For further information or inquiries about this program, interested individuals can contact shahabuddin@utm.my.

Important Notice

This program is not compatible with newer datums, such as GDM2000, and is specifically tailored for earlier geodetic systems utilized in Malaysia. As the program was developed in 1998 using Microsoft Visual Basic 6 and Windows XP, users may encounter compatibility issues when running it on the latest versions of Windows.

References

Department of Survey and Mapping Malaysia (DSMM). (1974). Cassini-Soldner projections for cadastral surveying in Malaysia. Technical Report No. 74-3, Kuala Lumpur.

Hotine, M. (1947). The Rectified Skew Orthomorphic projection of the sphere. The Geographical Journal, 109(2), 97-107.

Ibrahim, M. F., & Rashid, K. A. (1998). Mapping Malaysia: The evolution of geodetic datums and projections. Malaysian Surveyor, 33(4), 22-35.

Department of Survey and Mapping Malaysia (DSMM). (1999). GPS cadastral survey guidelines Semenanjung Malaysia. Retrieved from https://www.jupem.gov.my/jupem18a/assets/uploads/files/pekeliling/a9684-sg-699.pdf

National Geospatial-Intelligence Agency. (2014). World Geodetic System 1984 (WGS84) Implementation Manual. Retrieved from https://www.nga.mil

Announcement

We are pleased to announce that the program, now over 25 years old, has benefited numerous users since its initial release. Many users have reached out to me directly via email for assistance, and I have been glad to support them. To make things more convenient, I am now offering this program to the public for free. Those interested can download it from the following link: http://bit.ly/2F6O1ZS. However, please review the following important information before using the program:

Geodetic Datum Support

This program was developed in 1998, based on the geodetic datums available at that time. Therefore, it may not support newer geodetic datums, such as GDM2000, or other recent updates in geospatial reference systems. If your work requires the use of modern datum systems, you may need to use alternative software that accommodates the latest requirements.
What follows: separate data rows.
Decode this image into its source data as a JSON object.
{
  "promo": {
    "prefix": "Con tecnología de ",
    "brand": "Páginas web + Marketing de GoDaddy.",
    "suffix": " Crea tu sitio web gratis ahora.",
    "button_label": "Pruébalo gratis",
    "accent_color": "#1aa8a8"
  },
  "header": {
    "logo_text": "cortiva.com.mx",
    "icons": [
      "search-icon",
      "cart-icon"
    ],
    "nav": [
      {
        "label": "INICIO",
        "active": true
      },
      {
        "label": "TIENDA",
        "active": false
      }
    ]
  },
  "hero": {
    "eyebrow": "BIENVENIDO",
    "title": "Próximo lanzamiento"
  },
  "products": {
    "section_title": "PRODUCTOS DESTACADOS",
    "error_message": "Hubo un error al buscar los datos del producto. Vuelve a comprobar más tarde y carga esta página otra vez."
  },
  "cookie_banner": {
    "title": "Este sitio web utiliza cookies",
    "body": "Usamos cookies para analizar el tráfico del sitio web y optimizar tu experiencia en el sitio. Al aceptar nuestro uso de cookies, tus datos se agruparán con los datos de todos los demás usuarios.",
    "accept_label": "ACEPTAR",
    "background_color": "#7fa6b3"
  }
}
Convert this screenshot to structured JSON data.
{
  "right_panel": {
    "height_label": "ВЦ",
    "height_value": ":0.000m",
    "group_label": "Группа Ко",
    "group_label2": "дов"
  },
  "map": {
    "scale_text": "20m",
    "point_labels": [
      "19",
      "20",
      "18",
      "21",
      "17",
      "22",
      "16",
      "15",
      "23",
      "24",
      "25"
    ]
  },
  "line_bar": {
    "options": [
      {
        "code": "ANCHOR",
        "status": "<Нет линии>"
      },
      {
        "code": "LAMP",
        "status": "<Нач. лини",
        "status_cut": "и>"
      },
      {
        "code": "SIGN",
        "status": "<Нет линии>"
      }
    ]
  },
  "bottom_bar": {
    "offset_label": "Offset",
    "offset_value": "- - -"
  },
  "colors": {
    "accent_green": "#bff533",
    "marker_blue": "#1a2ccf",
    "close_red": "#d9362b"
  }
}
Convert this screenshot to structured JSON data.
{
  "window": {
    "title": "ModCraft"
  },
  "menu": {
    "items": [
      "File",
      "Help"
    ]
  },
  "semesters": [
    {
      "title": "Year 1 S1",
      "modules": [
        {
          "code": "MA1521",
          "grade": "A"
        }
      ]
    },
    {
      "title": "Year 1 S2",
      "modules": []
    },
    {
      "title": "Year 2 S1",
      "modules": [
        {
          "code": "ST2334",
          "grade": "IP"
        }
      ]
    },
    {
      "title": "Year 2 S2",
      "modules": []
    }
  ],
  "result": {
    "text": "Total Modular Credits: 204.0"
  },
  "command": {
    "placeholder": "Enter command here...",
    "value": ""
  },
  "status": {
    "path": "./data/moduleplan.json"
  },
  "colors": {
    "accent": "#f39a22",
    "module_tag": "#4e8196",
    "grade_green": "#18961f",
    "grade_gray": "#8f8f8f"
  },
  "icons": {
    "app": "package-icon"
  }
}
Windows Compatibility Issues

The program was created using Microsoft Visual Basic 6 for use on Windows XP, and as such, it may encounter compatibility issues when running on more recent versions of Windows, such as Windows 10 or Windows 11. If you encounter difficulties, here are a couple of solutions:

Install missing libraries: Some required system components, such as the mscomctl.ocx library, may not be included in newer versions of Windows. To resolve this, you can follow the instructions provided here: https://www.windows10free.com/repair-how-to-install-mscomctl-ocx-missing-windows-10/.
Manually download the mscomctl.ocx file: If the issue persists, you can manually download the mscomctl.ocx file from https://thegeekpage.com/mscomctl-ocx/ and follow the provided steps to register it on your system.

Legal Disclaimer

While this program is now freely available to the public, we do not provide any official support or updates. The program is distributed on an “as-is” basis, with no warranties of any kind. By using the program, you acknowledge that we are not liable for any inaccuracies, errors, or damages that may result, particularly given the program’s age and the potential for compatibility issues with modern operating systems.

We hope the program proves useful to you. Please use it responsibly and at your own discretion.

Sunday, Oct. 6, 2024